You've got to be kidding I'm thinking. "Needle nose or regulars, it don't matter. I just need pliers."

The LT reaches into his bunker pocket, pulling out a well used leatherman. He flips it open, and hands me the needle nose set. Grasping the hub, I pull up on the catheter and hear a very satisfying shink as the catheter slides clear of the needle. It reminded me of a kung-fu movie, the sound the katana makes as it is pulled from its scabbard. Next, the syringe is attached and marrow is aspirated. I flush the IO, push the first epi, then attach the macro lines which drips steadily and triumphantly, if a little slowly, into the patient's leg.

*****

We transport Grandpa Jack with a combitube after a failed ETT attempt. We never established a patent IV so the IO was used throughout the code. Grandpa Jack never improved from a PEA. He was turned over to the ER where they continued to work the code for another 30 minutes. I have to admit that I felt a little bit of paramedic pride. The IO set was the primary access used during the resuscitation as the ER staff was unable to obtain IV access.
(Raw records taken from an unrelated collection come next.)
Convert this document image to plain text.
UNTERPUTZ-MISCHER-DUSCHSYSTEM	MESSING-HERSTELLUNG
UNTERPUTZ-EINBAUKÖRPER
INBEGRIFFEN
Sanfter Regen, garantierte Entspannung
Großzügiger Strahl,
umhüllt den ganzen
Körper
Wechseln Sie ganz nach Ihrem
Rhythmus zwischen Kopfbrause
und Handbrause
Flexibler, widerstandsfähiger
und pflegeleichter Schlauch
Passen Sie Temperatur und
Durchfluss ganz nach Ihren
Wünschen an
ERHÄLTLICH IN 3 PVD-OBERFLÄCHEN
The ER doc called the arrest after the staff went above and beyond in their resuscitation efforts.
EMSDailyNews.com picked up this entry and ran it on July 13th. Thanks for the plug.

4 comments:

Anonymous said...

Posted: http://www.emsdailynews.com/?p=1720

Motivated Medic said...

Hi. I am a paramedic student, and I stumbled upon your blog and got to reading it. Awesome stuff. You motivated me to start a blog documenting my journey from basic to paramedic. I figure there are alot of blogs from seasoned and new paramedics, and maybe I could fill a niche about medic school. Would you mind if I linked to your blog? feel free to check out mine at http://motivatedmedic.blogspot.com/

Thanks,
be careful out there!

AlexDowney said...

I'm naming you my hero of the day.

It's a dubious honor; just go with it.

Medix311 said...

Thanks for the hero nod. Much appreciated.